The chairman of the House of Representatives committee on ways and means on Monday called for stricter customs enforcement on imported petroleum products.
Albay Rep. Joey Sarte Salceda made the call in a briefing to legislators by the Bureau of Customs (BOC) and the Bureau of Internal Revenue (BIR) as his committee conducted an investigation into the use of customs bonded warehouses as smuggling conduits.
During the committee briefing, Salceda tasked the BOC and the Department of Finance to form a Task Force against fuel smuggling, colloquially known as ‘paihi.’
“If you want to know why some gasoline stations can offer prices 10 pesos lower than the competition, look no further than fuel smuggling. It’s real and it happens just under our noses. The opportunity to catch smuggling is everywhere from the port to the gasoline station, so we can if we try,” Salceda said.
He said the government lost some P357 billion due to fuel smuggling alone from 2010 to 2019.
Citing trade data from the United Nations Conference on Trade and Development, Salceda said the value of potentially smuggled fuel from 2010 to 2017 was on the rise, before the fuel marking program under the Tax Reform for Acceleration and Inclusion Law helped lower the probable value lost to smuggling in 2018.
While smuggling has since been on a slow decline, Salceda says the foregone revenues are increasing as TRAIN also imposed new excise taxes on fuel.

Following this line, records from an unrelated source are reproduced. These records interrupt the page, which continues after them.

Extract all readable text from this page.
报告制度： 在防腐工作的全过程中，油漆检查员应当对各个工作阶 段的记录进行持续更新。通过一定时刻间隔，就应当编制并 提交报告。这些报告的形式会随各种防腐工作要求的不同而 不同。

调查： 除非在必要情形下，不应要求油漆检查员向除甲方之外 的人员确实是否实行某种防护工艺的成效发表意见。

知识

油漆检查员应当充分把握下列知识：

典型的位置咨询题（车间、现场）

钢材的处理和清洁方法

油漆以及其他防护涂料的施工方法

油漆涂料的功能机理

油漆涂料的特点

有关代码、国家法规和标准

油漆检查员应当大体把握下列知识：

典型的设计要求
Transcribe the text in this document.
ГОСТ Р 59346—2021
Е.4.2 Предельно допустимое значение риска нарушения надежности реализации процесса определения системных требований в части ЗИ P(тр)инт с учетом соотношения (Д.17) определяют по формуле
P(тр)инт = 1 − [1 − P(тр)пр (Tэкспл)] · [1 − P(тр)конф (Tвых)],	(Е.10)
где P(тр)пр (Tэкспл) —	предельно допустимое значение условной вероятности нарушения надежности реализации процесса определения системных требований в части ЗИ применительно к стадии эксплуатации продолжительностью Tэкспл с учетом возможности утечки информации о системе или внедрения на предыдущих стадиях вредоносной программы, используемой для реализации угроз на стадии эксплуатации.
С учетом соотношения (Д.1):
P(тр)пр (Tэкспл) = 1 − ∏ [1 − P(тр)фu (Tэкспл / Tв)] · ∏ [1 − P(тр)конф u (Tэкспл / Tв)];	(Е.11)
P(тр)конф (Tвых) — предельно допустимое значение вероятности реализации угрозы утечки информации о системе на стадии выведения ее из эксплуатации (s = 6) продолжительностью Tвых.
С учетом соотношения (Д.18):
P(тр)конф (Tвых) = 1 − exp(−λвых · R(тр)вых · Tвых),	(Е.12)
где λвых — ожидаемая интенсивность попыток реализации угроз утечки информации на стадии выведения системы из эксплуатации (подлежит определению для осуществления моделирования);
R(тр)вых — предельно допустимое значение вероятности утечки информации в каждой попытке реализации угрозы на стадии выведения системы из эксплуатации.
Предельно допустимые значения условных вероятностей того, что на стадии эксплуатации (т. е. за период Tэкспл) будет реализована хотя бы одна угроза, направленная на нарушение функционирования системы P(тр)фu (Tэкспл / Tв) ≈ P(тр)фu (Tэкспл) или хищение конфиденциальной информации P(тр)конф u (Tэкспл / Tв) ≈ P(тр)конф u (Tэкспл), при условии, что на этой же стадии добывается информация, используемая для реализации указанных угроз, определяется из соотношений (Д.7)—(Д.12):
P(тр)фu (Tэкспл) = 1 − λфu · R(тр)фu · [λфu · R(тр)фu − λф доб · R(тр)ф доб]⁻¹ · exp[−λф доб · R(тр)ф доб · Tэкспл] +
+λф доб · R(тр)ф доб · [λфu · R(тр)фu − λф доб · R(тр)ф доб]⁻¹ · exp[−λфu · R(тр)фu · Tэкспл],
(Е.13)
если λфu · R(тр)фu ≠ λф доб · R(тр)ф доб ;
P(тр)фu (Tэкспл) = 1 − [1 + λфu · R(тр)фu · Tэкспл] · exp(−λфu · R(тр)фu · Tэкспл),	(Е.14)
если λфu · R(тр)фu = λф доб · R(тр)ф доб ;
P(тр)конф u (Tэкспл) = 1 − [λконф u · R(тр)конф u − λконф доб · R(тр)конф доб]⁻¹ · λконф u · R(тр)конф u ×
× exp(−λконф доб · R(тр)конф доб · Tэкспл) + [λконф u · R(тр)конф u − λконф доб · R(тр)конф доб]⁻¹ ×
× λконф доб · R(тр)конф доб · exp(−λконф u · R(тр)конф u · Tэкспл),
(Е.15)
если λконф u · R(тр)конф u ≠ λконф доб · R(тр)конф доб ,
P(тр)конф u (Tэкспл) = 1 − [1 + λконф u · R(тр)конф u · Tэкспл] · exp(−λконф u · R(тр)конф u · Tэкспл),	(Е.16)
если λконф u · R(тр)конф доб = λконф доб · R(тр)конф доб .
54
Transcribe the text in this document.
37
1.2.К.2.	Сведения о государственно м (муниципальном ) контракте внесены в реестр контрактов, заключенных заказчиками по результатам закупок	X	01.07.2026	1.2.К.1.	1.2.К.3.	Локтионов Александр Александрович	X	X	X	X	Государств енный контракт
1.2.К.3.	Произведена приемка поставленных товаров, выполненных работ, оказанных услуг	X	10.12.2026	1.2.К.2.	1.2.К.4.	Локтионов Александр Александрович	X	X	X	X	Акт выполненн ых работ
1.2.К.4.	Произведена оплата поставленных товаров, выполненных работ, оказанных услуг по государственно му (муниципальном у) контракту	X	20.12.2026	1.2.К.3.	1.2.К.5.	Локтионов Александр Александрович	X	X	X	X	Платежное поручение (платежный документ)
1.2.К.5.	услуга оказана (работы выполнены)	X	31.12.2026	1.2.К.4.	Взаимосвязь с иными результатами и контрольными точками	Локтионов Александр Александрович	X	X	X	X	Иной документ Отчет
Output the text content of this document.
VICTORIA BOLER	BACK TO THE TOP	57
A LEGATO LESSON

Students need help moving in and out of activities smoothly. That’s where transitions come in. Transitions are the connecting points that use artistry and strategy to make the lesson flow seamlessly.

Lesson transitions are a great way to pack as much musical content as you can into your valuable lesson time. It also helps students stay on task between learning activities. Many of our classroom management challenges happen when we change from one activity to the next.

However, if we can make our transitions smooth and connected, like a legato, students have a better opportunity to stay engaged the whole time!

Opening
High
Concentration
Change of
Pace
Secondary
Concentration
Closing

“We have lost P357 billion in foregone revenues due to fuel smuggling from 2010 to 2019. While fuel marking has helped lower smuggling, the bleeding on the revenue side is still growing because we raised taxes on fuel products in 2018,” he said.
Fuel smuggling, he said, is easiest in freeport zones where marking is only conducted at the gates and not upon entry at the freeport, and where enforcement is less strict as freeports are outside customs territory.